Caitlin Zuehlke Awarded National Scholarship for Off-Campus Study

Lawrence University


Caitlin Zuehlke’s interest in public health will get an infusion of international perspective as the recipient of the prestigious Benjamin A. Gilman International Scholarship, sponsored by the U.S. Department of State’s Bureau of Educational and Cultural Affairs.

The Lawrence University junior biology major from Shawano was among 700 American undergraduates from 341 colleges and universities across the U.S. awarded the scholarship for the 2014 Spring cycle.

Gilman Scholars, who receive up to $5,000 to apply towards their study abroad program costs, have opportunities to gain a better understanding of other cultures, countries, languages and economies, making them better prepared to assume leadership roles within government and the private sector.

Zuehlke was awarded a $3,500 scholarship to support her studies at Lawrence’s London Centre during the 2014 winter term (Jan. 7-March 23). She is the third Lawrence student in 2013 to be awarded a Gilman Scholarship. Senior Tammy Tran (China) and junior Zechariah Meunier (Madagascar) were selected for the 2013 Fall semester program.

In addition to her regular course work, Zuehlke plans to spend some time at Imperial College and London’s School of Public Health.

“My career goal is public health,” said Zuehlke, who spent last summer as an intern with the city of Milwaukee health department through the Area Health Education Center (AHEC) network, and since August has worked as an intern with the city of Appleton’s health department on a heroin awareness program.

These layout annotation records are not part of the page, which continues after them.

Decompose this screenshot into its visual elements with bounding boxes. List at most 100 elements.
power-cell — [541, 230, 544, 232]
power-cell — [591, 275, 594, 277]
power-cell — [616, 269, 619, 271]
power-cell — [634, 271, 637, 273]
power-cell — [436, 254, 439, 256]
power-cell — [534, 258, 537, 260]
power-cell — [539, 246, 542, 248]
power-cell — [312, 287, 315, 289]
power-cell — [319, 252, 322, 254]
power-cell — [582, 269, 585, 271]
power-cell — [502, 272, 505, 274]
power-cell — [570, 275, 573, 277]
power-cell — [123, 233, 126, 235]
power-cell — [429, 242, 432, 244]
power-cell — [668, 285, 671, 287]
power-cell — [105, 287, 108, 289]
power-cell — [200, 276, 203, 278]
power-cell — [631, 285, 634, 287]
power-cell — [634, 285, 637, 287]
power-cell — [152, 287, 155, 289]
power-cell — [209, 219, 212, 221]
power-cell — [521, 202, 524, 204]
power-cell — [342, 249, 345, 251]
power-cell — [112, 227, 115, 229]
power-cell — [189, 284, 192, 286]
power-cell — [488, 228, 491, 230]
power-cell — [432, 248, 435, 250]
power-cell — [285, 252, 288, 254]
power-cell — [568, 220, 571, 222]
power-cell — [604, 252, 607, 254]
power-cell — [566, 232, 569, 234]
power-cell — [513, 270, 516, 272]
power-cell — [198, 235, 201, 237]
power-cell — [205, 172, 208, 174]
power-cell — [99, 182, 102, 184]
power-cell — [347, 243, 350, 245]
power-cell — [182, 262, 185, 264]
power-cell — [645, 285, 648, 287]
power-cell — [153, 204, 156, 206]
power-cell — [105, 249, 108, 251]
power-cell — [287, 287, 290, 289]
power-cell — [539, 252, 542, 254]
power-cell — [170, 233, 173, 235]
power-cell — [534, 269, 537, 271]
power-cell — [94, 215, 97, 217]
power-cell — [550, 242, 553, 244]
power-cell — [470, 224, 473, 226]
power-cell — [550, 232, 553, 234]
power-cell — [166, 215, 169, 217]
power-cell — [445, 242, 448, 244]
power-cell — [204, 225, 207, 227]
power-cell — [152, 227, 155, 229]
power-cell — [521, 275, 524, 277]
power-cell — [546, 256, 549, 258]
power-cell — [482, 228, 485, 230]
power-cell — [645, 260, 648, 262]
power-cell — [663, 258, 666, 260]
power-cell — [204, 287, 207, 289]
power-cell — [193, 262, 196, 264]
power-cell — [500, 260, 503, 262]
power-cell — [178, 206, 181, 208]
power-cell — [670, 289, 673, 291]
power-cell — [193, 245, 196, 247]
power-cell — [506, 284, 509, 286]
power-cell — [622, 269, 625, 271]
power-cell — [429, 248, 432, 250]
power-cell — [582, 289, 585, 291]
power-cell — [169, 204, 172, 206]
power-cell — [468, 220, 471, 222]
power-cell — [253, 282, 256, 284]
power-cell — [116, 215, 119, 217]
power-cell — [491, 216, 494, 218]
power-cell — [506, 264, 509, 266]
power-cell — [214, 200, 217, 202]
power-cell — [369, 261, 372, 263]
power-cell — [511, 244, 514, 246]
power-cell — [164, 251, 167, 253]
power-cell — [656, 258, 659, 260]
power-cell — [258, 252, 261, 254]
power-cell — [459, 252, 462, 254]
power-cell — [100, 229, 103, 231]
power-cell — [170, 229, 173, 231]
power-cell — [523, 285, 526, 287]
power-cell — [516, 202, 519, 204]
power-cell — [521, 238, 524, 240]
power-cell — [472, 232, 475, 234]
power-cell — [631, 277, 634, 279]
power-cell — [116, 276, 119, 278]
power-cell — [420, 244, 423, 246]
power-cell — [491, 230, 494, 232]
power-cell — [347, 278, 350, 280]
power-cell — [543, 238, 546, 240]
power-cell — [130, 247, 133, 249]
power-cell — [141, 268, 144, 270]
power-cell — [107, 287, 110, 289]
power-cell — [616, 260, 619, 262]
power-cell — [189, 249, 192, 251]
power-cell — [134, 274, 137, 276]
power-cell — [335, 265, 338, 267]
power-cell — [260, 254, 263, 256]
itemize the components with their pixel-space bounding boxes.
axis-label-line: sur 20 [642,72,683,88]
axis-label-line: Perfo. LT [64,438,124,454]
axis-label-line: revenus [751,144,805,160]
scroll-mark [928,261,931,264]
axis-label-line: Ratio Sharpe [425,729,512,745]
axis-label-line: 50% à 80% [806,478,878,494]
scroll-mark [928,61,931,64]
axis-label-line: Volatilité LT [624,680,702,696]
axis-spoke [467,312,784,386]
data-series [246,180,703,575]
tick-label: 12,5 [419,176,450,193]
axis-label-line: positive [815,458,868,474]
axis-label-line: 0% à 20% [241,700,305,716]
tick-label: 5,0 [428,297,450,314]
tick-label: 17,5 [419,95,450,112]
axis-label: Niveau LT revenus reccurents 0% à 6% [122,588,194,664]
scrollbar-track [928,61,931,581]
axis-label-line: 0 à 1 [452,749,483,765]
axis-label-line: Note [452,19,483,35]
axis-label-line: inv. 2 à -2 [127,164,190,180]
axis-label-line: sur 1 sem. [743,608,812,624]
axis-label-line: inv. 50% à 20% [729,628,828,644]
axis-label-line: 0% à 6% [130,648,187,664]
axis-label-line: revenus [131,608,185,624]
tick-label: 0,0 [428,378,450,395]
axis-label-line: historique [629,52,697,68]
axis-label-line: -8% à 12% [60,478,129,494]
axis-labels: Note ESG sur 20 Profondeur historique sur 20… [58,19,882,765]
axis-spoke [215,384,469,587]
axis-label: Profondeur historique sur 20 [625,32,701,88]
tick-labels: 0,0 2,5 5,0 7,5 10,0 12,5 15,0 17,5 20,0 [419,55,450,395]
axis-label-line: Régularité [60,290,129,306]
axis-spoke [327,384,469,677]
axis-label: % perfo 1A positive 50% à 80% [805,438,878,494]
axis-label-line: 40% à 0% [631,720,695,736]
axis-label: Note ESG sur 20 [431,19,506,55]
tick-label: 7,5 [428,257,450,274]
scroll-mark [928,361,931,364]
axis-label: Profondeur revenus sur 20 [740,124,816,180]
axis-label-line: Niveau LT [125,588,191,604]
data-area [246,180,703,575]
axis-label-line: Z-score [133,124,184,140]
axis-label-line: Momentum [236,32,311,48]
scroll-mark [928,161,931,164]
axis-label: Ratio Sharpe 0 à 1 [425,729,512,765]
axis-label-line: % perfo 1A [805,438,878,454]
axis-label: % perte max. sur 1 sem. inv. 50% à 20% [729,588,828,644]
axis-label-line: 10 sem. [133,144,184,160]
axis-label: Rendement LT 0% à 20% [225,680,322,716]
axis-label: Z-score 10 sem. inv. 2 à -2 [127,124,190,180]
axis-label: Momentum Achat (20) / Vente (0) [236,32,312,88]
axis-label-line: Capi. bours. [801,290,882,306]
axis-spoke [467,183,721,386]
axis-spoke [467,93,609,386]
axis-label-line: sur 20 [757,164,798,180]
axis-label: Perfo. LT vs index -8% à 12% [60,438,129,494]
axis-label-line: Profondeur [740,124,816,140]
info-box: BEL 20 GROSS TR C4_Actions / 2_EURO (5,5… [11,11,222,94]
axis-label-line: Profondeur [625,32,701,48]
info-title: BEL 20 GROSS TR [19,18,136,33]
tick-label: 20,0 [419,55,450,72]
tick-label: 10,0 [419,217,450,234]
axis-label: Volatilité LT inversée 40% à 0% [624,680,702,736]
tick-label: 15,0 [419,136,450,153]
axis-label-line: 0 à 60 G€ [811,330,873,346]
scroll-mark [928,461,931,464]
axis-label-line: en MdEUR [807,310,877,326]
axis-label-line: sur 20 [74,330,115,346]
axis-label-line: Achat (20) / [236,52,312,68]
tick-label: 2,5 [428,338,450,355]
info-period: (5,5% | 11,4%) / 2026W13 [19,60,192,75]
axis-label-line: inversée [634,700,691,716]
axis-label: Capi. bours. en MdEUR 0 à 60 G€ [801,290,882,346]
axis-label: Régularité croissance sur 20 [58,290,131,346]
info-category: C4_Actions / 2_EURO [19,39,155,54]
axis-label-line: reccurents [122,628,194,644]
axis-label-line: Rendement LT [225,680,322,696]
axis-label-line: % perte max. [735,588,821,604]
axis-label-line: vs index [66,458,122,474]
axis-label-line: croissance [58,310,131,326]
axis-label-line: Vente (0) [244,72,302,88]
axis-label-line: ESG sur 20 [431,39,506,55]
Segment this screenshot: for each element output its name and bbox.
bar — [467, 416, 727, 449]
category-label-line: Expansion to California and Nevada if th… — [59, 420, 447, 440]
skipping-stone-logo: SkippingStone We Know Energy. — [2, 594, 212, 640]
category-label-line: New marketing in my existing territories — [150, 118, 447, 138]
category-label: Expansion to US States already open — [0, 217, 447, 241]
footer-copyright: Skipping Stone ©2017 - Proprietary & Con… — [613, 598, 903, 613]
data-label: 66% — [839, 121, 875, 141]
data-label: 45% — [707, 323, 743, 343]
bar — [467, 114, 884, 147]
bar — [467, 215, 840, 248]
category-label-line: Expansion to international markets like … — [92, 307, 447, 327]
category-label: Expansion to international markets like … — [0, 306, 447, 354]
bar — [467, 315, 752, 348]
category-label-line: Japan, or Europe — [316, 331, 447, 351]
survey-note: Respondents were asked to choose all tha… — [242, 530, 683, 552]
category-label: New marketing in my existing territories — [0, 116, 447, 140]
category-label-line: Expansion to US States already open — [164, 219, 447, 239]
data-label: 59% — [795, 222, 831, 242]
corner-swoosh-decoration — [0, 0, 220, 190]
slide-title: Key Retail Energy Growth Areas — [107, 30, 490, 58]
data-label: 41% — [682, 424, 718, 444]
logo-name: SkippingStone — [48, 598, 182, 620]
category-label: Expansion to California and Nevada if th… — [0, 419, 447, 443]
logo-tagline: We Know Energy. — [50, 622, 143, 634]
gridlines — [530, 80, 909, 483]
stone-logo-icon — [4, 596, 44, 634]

“I want to interview people to see what the public health system is like in London and what they do. I’ll be shadowing some students and hopefully sitting in on some classes. I want to make some comparisons and bring that information back to put on some presentations on campus to explain what they’re doing.”

Looking beyond her 2015 graduation, Zuehlke is focusing on community health education.

“I like people. I like talking to people. I like being with people. All my life I’ve known I’ve wanted to serve in some capacity,” said Zuehlkel. “I took a detour, but that just makes it all the richer. Now there’s an even more relatable component to the communication with other people.”

Before leaving for London, Zuehlke will participate in a Lawrence-sponsored, 18-day study trip (Dec. 3-21) to Sierra Leone during the holiday recess. While there, she plans to collect baseline data for a longitudinal study on children’s malnutrition in Sierra Leone, a study she hopes can be carried on by future Lawrence students.

“I’m very excited, very fortunate. It’s going to be an incredible experience, how could it not be,” said Zuehlke, who will be making her first ever trip outside of the country.

The scholarship program is named in honor of Benjamin Gilman, who represented New York in the U.S. House of Representatives from 1973-2003. According to Gilman, a strong advocate of study abroad programs, the scholarship “provides our students with the opportunity to return home with a deeper understanding of their place in the world, encouraging them to be a contributor, rather than a spectator in the international community.”